Plans of John Beattie’s Canadian neo-Nazi group to “hang Jewish traitors on Parliament Hill” were described this weekend by Ron Battaro, a 28-year-old York University student, who joined the extremist group as an undercover agent on behalf of the Canadian Jewish Congress and another anti-Nazi group. Battaro testified in the trial of a number of Canadians charged with assault and creating a public disturbance in a clash at a Nazi rally in Allan Gardens last May.
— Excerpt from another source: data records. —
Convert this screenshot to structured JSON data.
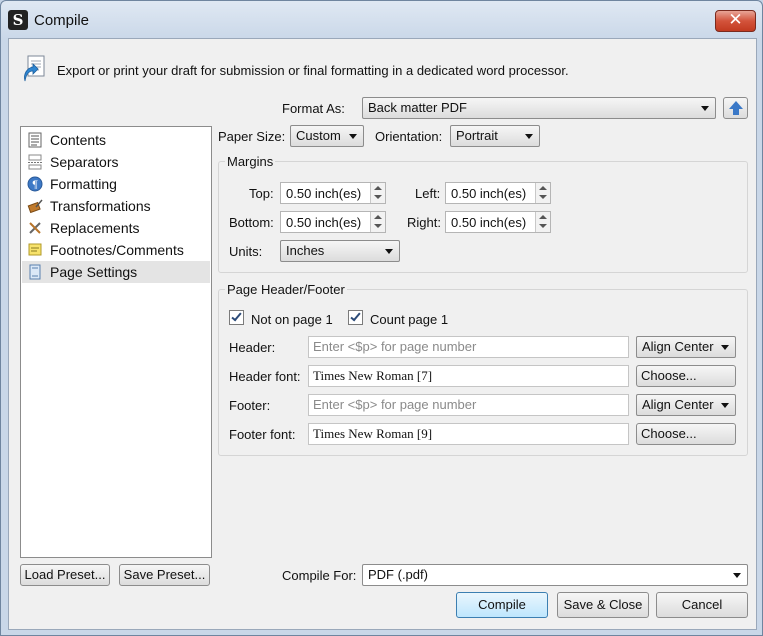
{
  "window": {
    "title": "Compile",
    "app_icon": "scrivener-icon",
    "close": "✕"
  },
  "header": {
    "text": "Export or print your draft for submission or final formatting in a dedicated word processor."
  },
  "format_as": {
    "label": "Format As:",
    "value": "Back matter PDF"
  },
  "sidebar": {
    "items": [
      {
        "label": "Contents",
        "icon": "contents-icon"
      },
      {
        "label": "Separators",
        "icon": "separators-icon"
      },
      {
        "label": "Formatting",
        "icon": "formatting-icon"
      },
      {
        "label": "Transformations",
        "icon": "transformations-icon"
      },
      {
        "label": "Replacements",
        "icon": "replacements-icon"
      },
      {
        "label": "Footnotes/Comments",
        "icon": "footnotes-icon"
      },
      {
        "label": "Page Settings",
        "icon": "page-settings-icon",
        "selected": true
      }
    ]
  },
  "paper": {
    "size_label": "Paper Size:",
    "size_value": "Custom",
    "orientation_label": "Orientation:",
    "orientation_value": "Portrait"
  },
  "margins": {
    "title": "Margins",
    "top_label": "Top:",
    "top_value": "0.50 inch(es)",
    "left_label": "Left:",
    "left_value": "0.50 inch(es)",
    "bottom_label": "Bottom:",
    "bottom_value": "0.50 inch(es)",
    "right_label": "Right:",
    "right_value": "0.50 inch(es)",
    "units_label": "Units:",
    "units_value": "Inches"
  },
  "header_footer": {
    "title": "Page Header/Footer",
    "not_on_page1": {
      "label": "Not on page 1",
      "checked": true
    },
    "count_page1": {
      "label": "Count page 1",
      "checked": true
    },
    "header_label": "Header:",
    "header_placeholder": "Enter <$p> for page number",
    "header_align": "Align Center",
    "header_font_label": "Header font:",
    "header_font": "Times New Roman [7]",
    "footer_label": "Footer:",
    "footer_placeholder": "Enter <$p> for page number",
    "footer_align": "Align Center",
    "footer_font_label": "Footer font:",
    "footer_font": "Times New Roman [9]",
    "choose_label": "Choose..."
  },
  "presets": {
    "load": "Load Preset...",
    "save": "Save Preset..."
  },
  "compile_for": {
    "label": "Compile For:",
    "value": "PDF (.pdf)"
  },
  "actions": {
    "compile": "Compile",
    "save_close": "Save & Close",
    "cancel": "Cancel"
  },
  "colors": {
    "accent": "#3a78c7",
    "close_red": "#c23a20",
    "selection": "#e4e4e4"
  }
}
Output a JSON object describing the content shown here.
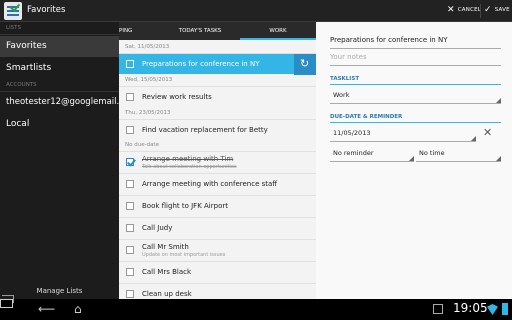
{
  "actionbar": {
    "title": "Favorites",
    "cancel_label": "CANCEL",
    "save_label": "SAVE",
    "cancel_glyph": "✕",
    "save_glyph": "✓"
  },
  "sidebar": {
    "lists_header": "LISTS",
    "items": [
      {
        "label": "Favorites",
        "selected": true
      },
      {
        "label": "Smartlists"
      }
    ],
    "accounts_header": "ACCOUNTS",
    "account": "theotester12@googlemail....",
    "local": "Local",
    "manage_lists": "Manage Lists"
  },
  "tabs": [
    "PING",
    "TODAY'S TASKS",
    "WORK"
  ],
  "tasks": {
    "groups": [
      {
        "date": "Sat, 11/05/2013",
        "items": [
          {
            "title": "Preparations for conference in NY",
            "selected": true
          }
        ]
      },
      {
        "date": "Wed, 15/05/2013",
        "items": [
          {
            "title": "Review work results"
          }
        ]
      },
      {
        "date": "Thu, 23/05/2013",
        "items": [
          {
            "title": "Find vacation replacement for Betty"
          }
        ]
      },
      {
        "date": "No due-date",
        "items": [
          {
            "title": "Arrange meeting with Tim",
            "note": "Talk about collaboration opportunities",
            "done": true
          },
          {
            "title": "Arrange meeting with conference staff"
          },
          {
            "title": "Book flight to JFK Airport"
          },
          {
            "title": "Call Judy"
          },
          {
            "title": "Call Mr Smith",
            "note": "Update on most important issues"
          },
          {
            "title": "Call Mrs Black"
          },
          {
            "title": "Clean up desk"
          }
        ]
      }
    ]
  },
  "detail": {
    "title": "Preparations for conference in NY",
    "notes_placeholder": "Your notes",
    "tasklist_header": "TASKLIST",
    "tasklist_value": "Work",
    "due_header": "DUE-DATE & REMINDER",
    "due_date": "11/05/2013",
    "reminder": "No reminder",
    "time": "No time",
    "clear_glyph": "✕"
  },
  "systembar": {
    "back_glyph": "⟵",
    "home_glyph": "⌂",
    "clock": "19:05"
  }
}
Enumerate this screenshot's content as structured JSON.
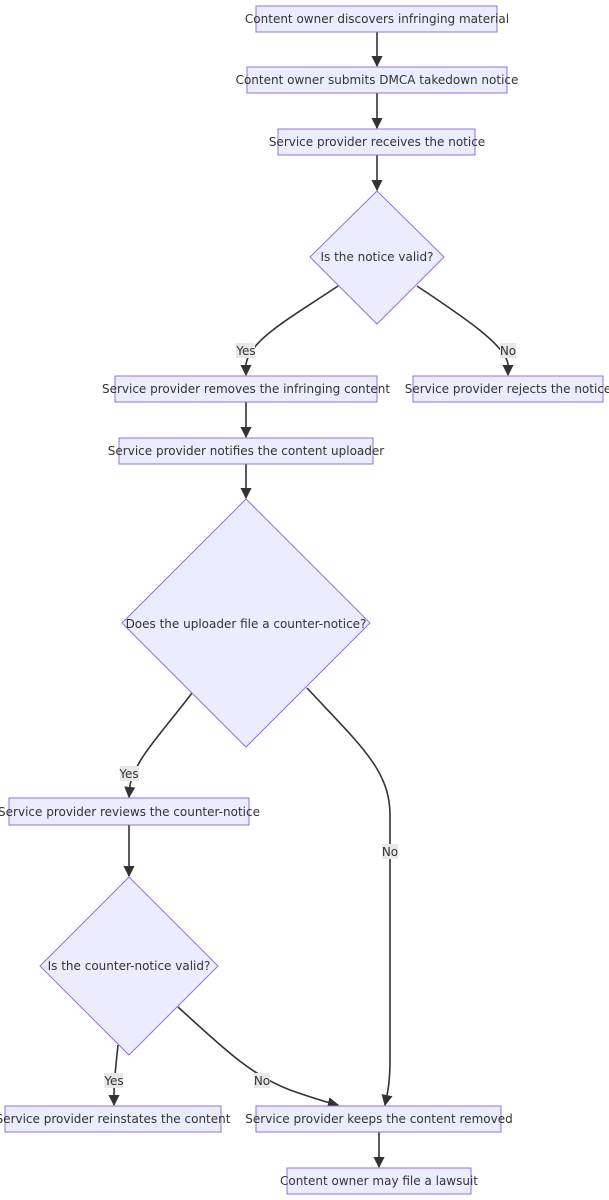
{
  "diagram": {
    "type": "flowchart",
    "nodes": [
      {
        "id": "n1",
        "shape": "rect",
        "label": "Content owner discovers infringing material"
      },
      {
        "id": "n2",
        "shape": "rect",
        "label": "Content owner submits DMCA takedown notice"
      },
      {
        "id": "n3",
        "shape": "rect",
        "label": "Service provider receives the notice"
      },
      {
        "id": "d1",
        "shape": "diamond",
        "label": "Is the notice valid?"
      },
      {
        "id": "n4",
        "shape": "rect",
        "label": "Service provider removes the infringing content"
      },
      {
        "id": "n7",
        "shape": "rect",
        "label": "Service provider rejects the notice"
      },
      {
        "id": "n5",
        "shape": "rect",
        "label": "Service provider notifies the content uploader"
      },
      {
        "id": "d2",
        "shape": "diamond",
        "label": "Does the uploader file a counter-notice?"
      },
      {
        "id": "n6",
        "shape": "rect",
        "label": "Service provider reviews the counter-notice"
      },
      {
        "id": "d3",
        "shape": "diamond",
        "label": "Is the counter-notice valid?"
      },
      {
        "id": "n8",
        "shape": "rect",
        "label": "Service provider reinstates the content"
      },
      {
        "id": "n9",
        "shape": "rect",
        "label": "Service provider keeps the content removed"
      },
      {
        "id": "n10",
        "shape": "rect",
        "label": "Content owner may file a lawsuit"
      }
    ],
    "edges": [
      {
        "from": "n1",
        "to": "n2",
        "label": ""
      },
      {
        "from": "n2",
        "to": "n3",
        "label": ""
      },
      {
        "from": "n3",
        "to": "d1",
        "label": ""
      },
      {
        "from": "d1",
        "to": "n4",
        "label": "Yes"
      },
      {
        "from": "d1",
        "to": "n7",
        "label": "No"
      },
      {
        "from": "n4",
        "to": "n5",
        "label": ""
      },
      {
        "from": "n5",
        "to": "d2",
        "label": ""
      },
      {
        "from": "d2",
        "to": "n6",
        "label": "Yes"
      },
      {
        "from": "d2",
        "to": "n9",
        "label": "No"
      },
      {
        "from": "n6",
        "to": "d3",
        "label": ""
      },
      {
        "from": "d3",
        "to": "n8",
        "label": "Yes"
      },
      {
        "from": "d3",
        "to": "n9",
        "label": "No"
      },
      {
        "from": "n9",
        "to": "n10",
        "label": ""
      }
    ],
    "colors": {
      "node_fill": "#ECECFF",
      "node_stroke": "#9370DB",
      "text": "#333333",
      "edge": "#333333",
      "edge_label_bg": "#E8E8E8"
    }
  }
}
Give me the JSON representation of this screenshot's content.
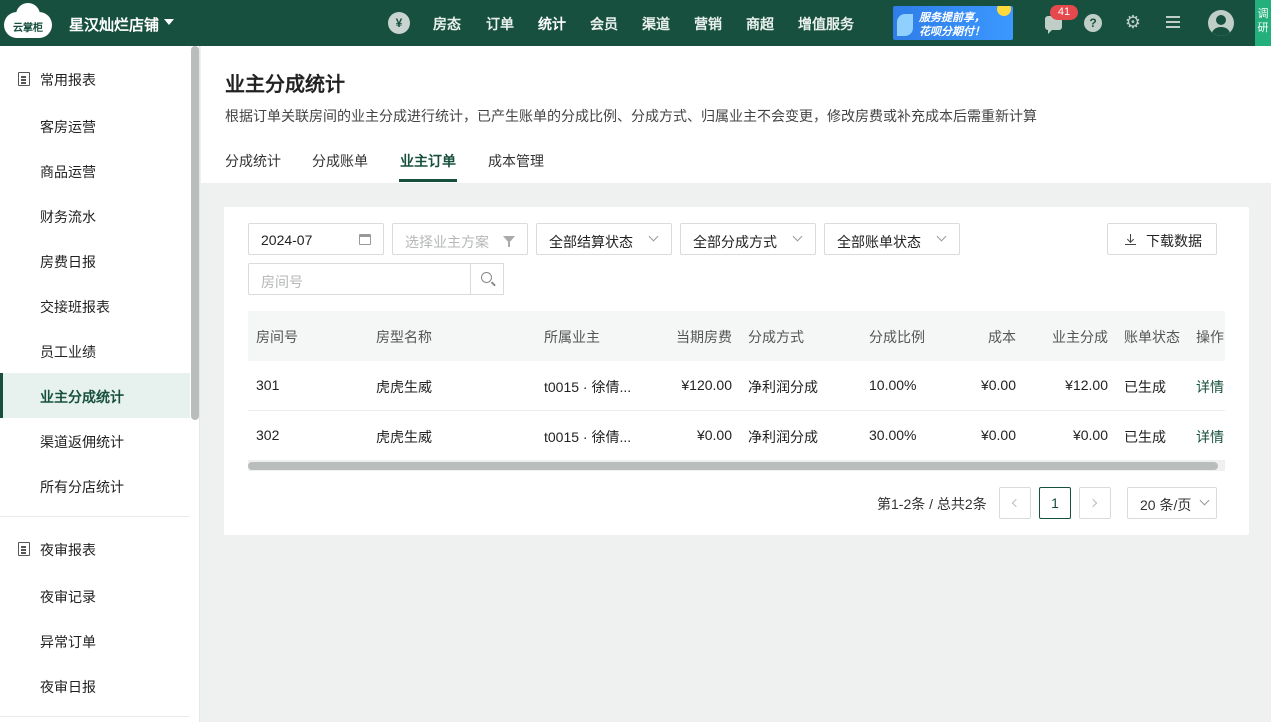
{
  "topbar": {
    "logo_text": "云掌柜",
    "store_name": "星汉灿烂店铺",
    "yen_symbol": "¥",
    "nav": [
      "房态",
      "订单",
      "统计",
      "会员",
      "渠道",
      "营销",
      "商超",
      "增值服务"
    ],
    "active_nav": "统计",
    "banner": {
      "line1": "服务提前享，",
      "line2": "花呗分期付！"
    },
    "notification_count": "41",
    "help_symbol": "?",
    "gear_symbol": "⚙",
    "survey_label": "调研"
  },
  "sidebar": {
    "groups": [
      {
        "label": "常用报表",
        "icon": "report-icon",
        "items": [
          "客房运营",
          "商品运营",
          "财务流水",
          "房费日报",
          "交接班报表",
          "员工业绩",
          "业主分成统计",
          "渠道返佣统计",
          "所有分店统计"
        ]
      },
      {
        "label": "夜审报表",
        "icon": "night-audit-icon",
        "items": [
          "夜审记录",
          "异常订单",
          "夜审日报"
        ]
      }
    ],
    "active_item": "业主分成统计"
  },
  "page": {
    "title": "业主分成统计",
    "description": "根据订单关联房间的业主分成进行统计，已产生账单的分成比例、分成方式、归属业主不会变更，修改房费或补充成本后需重新计算",
    "tabs": [
      "分成统计",
      "分成账单",
      "业主订单",
      "成本管理"
    ],
    "active_tab": "业主订单"
  },
  "filters": {
    "month": "2024-07",
    "owner_plan_placeholder": "选择业主方案",
    "settle_status": "全部结算状态",
    "split_method": "全部分成方式",
    "bill_status": "全部账单状态",
    "room_placeholder": "房间号",
    "download_label": "下载数据"
  },
  "table": {
    "columns": [
      "房间号",
      "房型名称",
      "所属业主",
      "当期房费",
      "分成方式",
      "分成比例",
      "成本",
      "业主分成",
      "账单状态",
      "操作"
    ],
    "rows": [
      [
        "301",
        "虎虎生威",
        "t0015 · 徐倩...",
        "¥120.00",
        "净利润分成",
        "10.00%",
        "¥0.00",
        "¥12.00",
        "已生成",
        "详情"
      ],
      [
        "302",
        "虎虎生威",
        "t0015 · 徐倩...",
        "¥0.00",
        "净利润分成",
        "30.00%",
        "¥0.00",
        "¥0.00",
        "已生成",
        "详情"
      ]
    ]
  },
  "pagination": {
    "total_text": "第1-2条 / 总共2条",
    "current_page": "1",
    "page_size": "20 条/页"
  },
  "colors": {
    "brand": "#17503e",
    "accent": "#23b07d",
    "badge": "#e5484d"
  }
}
Battaro told the court that he had attended numerous meetings of the neo-Nazi organization to learn the group’s plans and propaganda techniques. He identified two others associated with him in the undercover work as John and Christopher Dingle, brothers.
Beattie, meanwhile, admitted in his testimony his admiration for Adolf Hitler, and said that all he knew about Jews being slaughtered by the Nazis was what he read in the “Jew press.” He also admitted his close link with George Rockwell, head of the American Nazi Party.
One of the accused, Ignace David, 44, changed his plea to guilty from not guilty, after he explained that he had attacked Yves Moreau, a bystander at the rally, taking him for a Nazi. David, who will appear for sentencing on October 19, said that he had lost 50 relatives at the hands of the Nazis and that he him self had been an inmate in various concentration camps.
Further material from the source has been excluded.